I stifled a grimace in my napkin. “No thank you,” I said.

“Or you could try the pasta con prosciutto” the lady said.

“No suggestions!” the waiter cried – suddenly, miraculously, speaking English.

“Why not?” the woman demanded.

“They might not like it!” he said and stalked off.

“We’ll take our chances,” I told the woman. “What do you suggest?”

With my the pasta con prosciutto.
I ordered the pasta and ham bathed in a light sauce and my friend ordered a Mediterranean-style cooked fish – both the couple’s suggestions. (They were a little disappointed that we hadn’t ordered the raw meet salad.)

My pasta came out first. We’d decided to share the two dishes (mostly because my friend was slightly concerned about the potential rawness of her fish), so I waited. After all, my Mother had taught me good Southern manners, and you never eat before everyone is served. (That’s etiquette 101, Darlin’.)

I’d waited a good two seconds when I suddenly heard another scream. At first I thought that it was my bathroom companion, who’d found a porcelain hole in place of her plate. Instead, it was our waitress (Eye-Roller-Hand-Waver #2). She approached me with all her usual reactions, as I sat, rigid in my seat, hands folded, completely unconscious of what crime I’d committed but sure that I’d broken some incredibly sacred Milanese law.

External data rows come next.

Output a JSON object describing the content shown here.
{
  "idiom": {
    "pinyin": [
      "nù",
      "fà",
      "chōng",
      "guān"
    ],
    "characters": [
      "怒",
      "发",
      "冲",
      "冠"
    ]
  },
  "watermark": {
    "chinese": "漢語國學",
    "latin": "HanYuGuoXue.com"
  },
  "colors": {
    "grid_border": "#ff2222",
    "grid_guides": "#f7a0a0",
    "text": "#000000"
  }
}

And that’s when she shoved my plate forward, grabbed my fork and spoon and proceeded to twirl my pasta. She jerked the fork toward my mouth and I opened on command.

Between mouthfuls of pasta, I tried to explain in broken Italian my rather awkward Southern position.

She would hear none of it (although she appeared to understand all of it – even the English interjections – proving that some sort of pre-Babel-esque situation was at work here). She intimated that the pasta would get cold, would be ruined. She brought out the fish.

“But it is not ready,” she said, rolling her eyes and waving her hands. Then “EAT.”

And that’s when I made the fatal mistake. I took a knife to my pasta. That is, I picked up my knife, it was poised over my plate, and the waitress lunged across the table and seized it from my hands. (Cutting your pasta is a big no-no in Italy – something I knew but had forgotten in my state of cultural bewilderment.)

Compartire, compartire” I repeated the verb “to share” – trying to explain my seemingly inhumane action.

She returned with another bowl and sat down at the table beside us, carefully spooning equal measurements of pasta between the two bowls and heavy-handedly dousing both with olive oil – all the while shaking her head and talking furiously to us in Italian. She did the same with the fish.

She then proceeded to warn us that neither would be good. We had waited too long and besides the fish was not ready.

We smiled anyway and took tentative bites, as all eyes in the restaurant were glued to our plates. And it was then that I had two simultaneous realizations, 1) I instantly understood what it was like to be a fish in a fishbowl with one’s over-zealous owner watching you eat, and 2) I realized that our waitress was not the control-freak, crazy woman I’d originally pegged her to be but instead was like any good Southern grandmother worried over how her guests will receive her hospitality.

And as I ate (and eat I did, for I feared the consequences of not eating every noodle in my bowl), I began to laugh. And then my friend laughed. And so did the couple next to us. And then the whole restaurant – even my bathroom companion – began to laugh, save my Italian grandmother. We laughed and laughed until the tears rolled down our faces and into our bowls.

And after we took our last bites and paid our complements to the chef, my Italian grandmother cracked a smile.